As of 2008 the new Basel accord ('Basel II') has been applied to domestic banks. There were many issues because the methodology of measurement in credit risk and scope of assets included operational risk, undrawn lines and credit derivatives were complicated. This study shows and focuses on the impact in small medium enterprise's loan portfolio and the strategy of local bank applying to the new basel accord. There are pros and cons about Basel II. Some people expects positive effect, especially it contributes development in risk management and sound financial stability in financial institutions.
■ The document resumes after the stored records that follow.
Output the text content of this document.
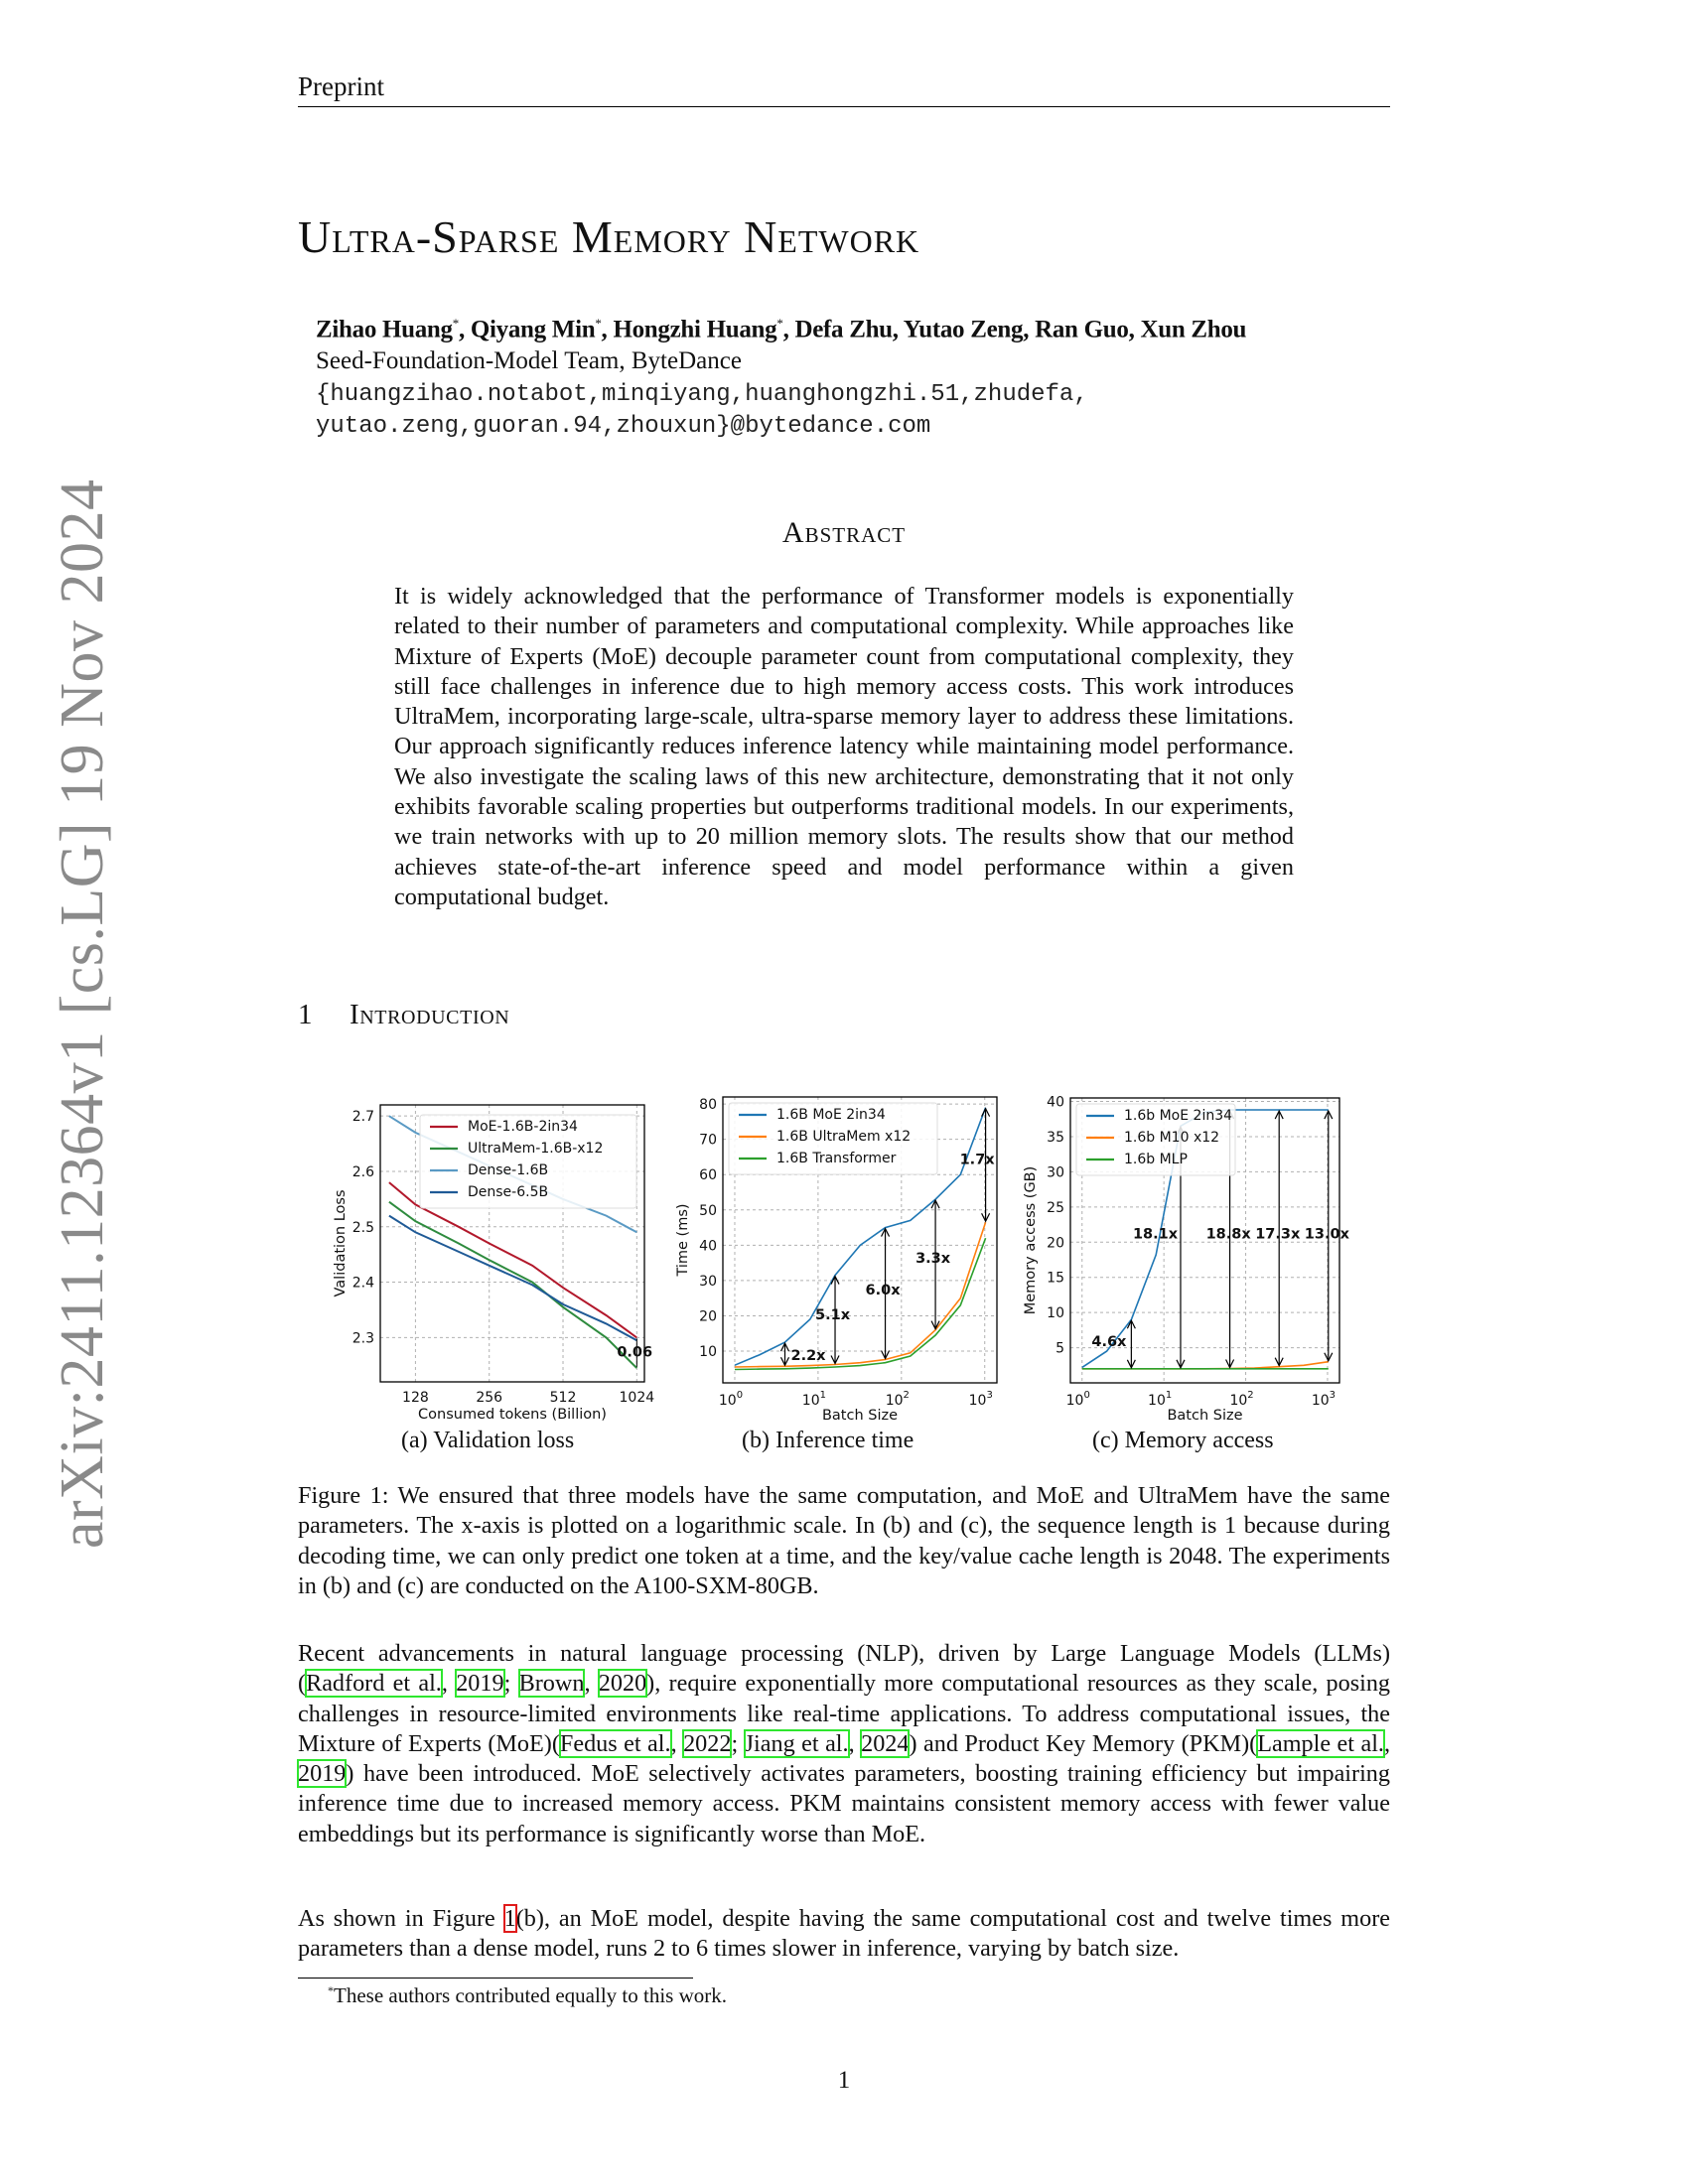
arXiv:2411.12364v1 [cs.LG] 19 Nov 2024
Preprint
Ultra-Sparse Memory Network
Zihao Huang*, Qiyang Min*, Hongzhi Huang*, Defa Zhu, Yutao Zeng, Ran Guo, Xun Zhou
Seed-Foundation-Model Team, ByteDance
{huangzihao.notabot,minqiyang,huanghongzhi.51,zhudefa,
yutao.zeng,guoran.94,zhouxun}@bytedance.com
Abstract
It is widely acknowledged that the performance of Transformer models is exponentially related to their number of parameters and computational complexity. While approaches like Mixture of Experts (MoE) decouple parameter count from computational complexity, they still face challenges in inference due to high memory access costs. This work introduces UltraMem, incorporating large-scale, ultra-sparse memory layer to address these limitations. Our approach significantly reduces inference latency while maintaining model performance. We also investigate the scaling laws of this new architecture, demonstrating that it not only exhibits favorable scaling properties but outperforms traditional models. In our experiments, we train networks with up to 20 million memory slots. The results show that our method achieves state-of-the-art inference speed and model performance within a given computational budget.
1 Introduction
128	256	512	1024
2.3
2.4
2.5
2.6
2.7
0.06
MoE-1.6B-2in34
UltraMem-1.6B-x12
Dense-1.6B
Dense-6.5B
Consumed tokens (Billion)
Validation Loss
$10^0$	$10^1$	$10^2$	$10^3$
10
20
30
40
50
60
70
80
2.2x
5.1x
6.0x
3.3x
1.7x
1.6B MoE 2in34
1.6B UltraMem x12
1.6B Transformer
Batch Size
Time (ms)
$10^0$	$10^1$	$10^2$	$10^3$
5
10
15
20
25
30
35
40
4.6x
18.1x 18.8x 17.3x 13.0x
1.6b MoE 2in34
1.6b M10 x12
1.6b MLP
Batch Size
Memory access (GB)
(a) Validation loss	(b) Inference time	(c) Memory access
Figure 1: We ensured that three models have the same computation, and MoE and UltraMem have the same parameters. The x-axis is plotted on a logarithmic scale. In (b) and (c), the sequence length is 1 because during decoding time, we can only predict one token at a time, and the key/value cache length is 2048. The experiments in (b) and (c) are conducted on the A100-SXM-80GB.
Recent advancements in natural language processing (NLP), driven by Large Language Models (LLMs) (Radford et al., 2019; Brown, 2020), require exponentially more computational resources as they scale, posing challenges in resource-limited environments like real-time applications. To address computational issues, the Mixture of Experts (MoE)(Fedus et al., 2022; Jiang et al., 2024) and Product Key Memory (PKM)(Lample et al., 2019) have been introduced. MoE selectively activates parameters, boosting training efficiency but impairing inference time due to increased memory access. PKM maintains consistent memory access with fewer value embeddings but its performance is significantly worse than MoE.
As shown in Figure 1(b), an MoE model, despite having the same computational cost and twelve times more parameters than a dense model, runs 2 to 6 times slower in inference, varying by batch size.
*These authors contributed equally to this work.
1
But others warned that banks should spend more costs to build and design IT infrastructure for Basel II and more strengthen risk rating system in banks would impose a severely financial burden of small midium enterprise('SME'). SME depends on bank's loan over 80% of their financial funding structure in 2007. Recently domestic banks have concentrated to increase loan of SME because financial supervisory service ('FSS') forced to reduce private and mortgage loans. The position of loan for SME comes to about 70% of their loan portfolio in Korea. The continuance of financial support for local SME is dependent on local bank's policy of loan. The change of regulatory capital could be influenced applying to new enforcement regulation and banks keep over 8% of bank' capital ratio. The role of local financial institutions are important to sustain stable settlement system for local economy and resource of SME's financial funding. Moreover loan portfolio of SME is mainly charged of local banks' loan portfolio.
This study is about impact study in loan portfolio of SME through the case of local bank. The analysis of a transverse section focused on comparison between Basel I and Basel II in credit risk as standardized approach and the observation periods were Mar 2007 and Mar 2008 for analysis of time series.
The result of this study showed the increase of regulatory capital in loan portfolio of SME applying to Basel II. There were two main reason. Frist reason is that recognition of undrawn lines and specialized lendings as risk weighted assets in credit risk. Second one is operational risk. But the result was different in detail as corporate size and categories of assets. The corporate recognised as a retail observed decrease of regulatory capital because the rule in Basel II applied to 75% for counter party's risk weights contrast to 100% of Basel I. And decrease of regulatory capital in the assets on balance sheets caused to credit risk mitigation such as letter of grantee, risk weights in residential real estate collateral. Local banks do not avoid increase of regulatory capital applying to standardized approach. But they should find the way to minimize negative effect to local economy and SME. And they keep protection for depositors and their financial stability.
As the result of analysis in this study, local banks should establish their own strategy for Basel II. Firstly, they should try to expend Tier I and Tier II capital to absorb increase of risk weighted assets. Secondly, Banks could do operate their own business within target BIS capital ratio and limit of risk weight assets. this method set up hard limit to obey before starting their business. It could set up for two dimension such as for counter party and each assets.
Thirdly, local banks give an advantage for retail banking in their internal performance management policy. It will be effective to encourage retail banking as RAROC (risk adjusted return on capital) and FTP(fund transfer price) policy that gives more margin as reducing regulatory capital cost.
Fourthly, local banks need long term strategies and plans to conduct for improvement of risk management system. This improvement does not mean only elaborateness to measure credit risk and operational risk. It contains the enterprise risk management, risk adjusted performance, equilibrium between return and risk.
Fifthly, local banks need the specific or specialized growth strategy. It should focus on network business with local SME and customer's satisfaction. So they need change the present channel, financial product and services and it concentrates to increase their customer's value.
Sixthly, the industrial cooperation is needed between local banks and SME for change of financial system. The communication programs are needed to understand change of financial institution's policy for SME.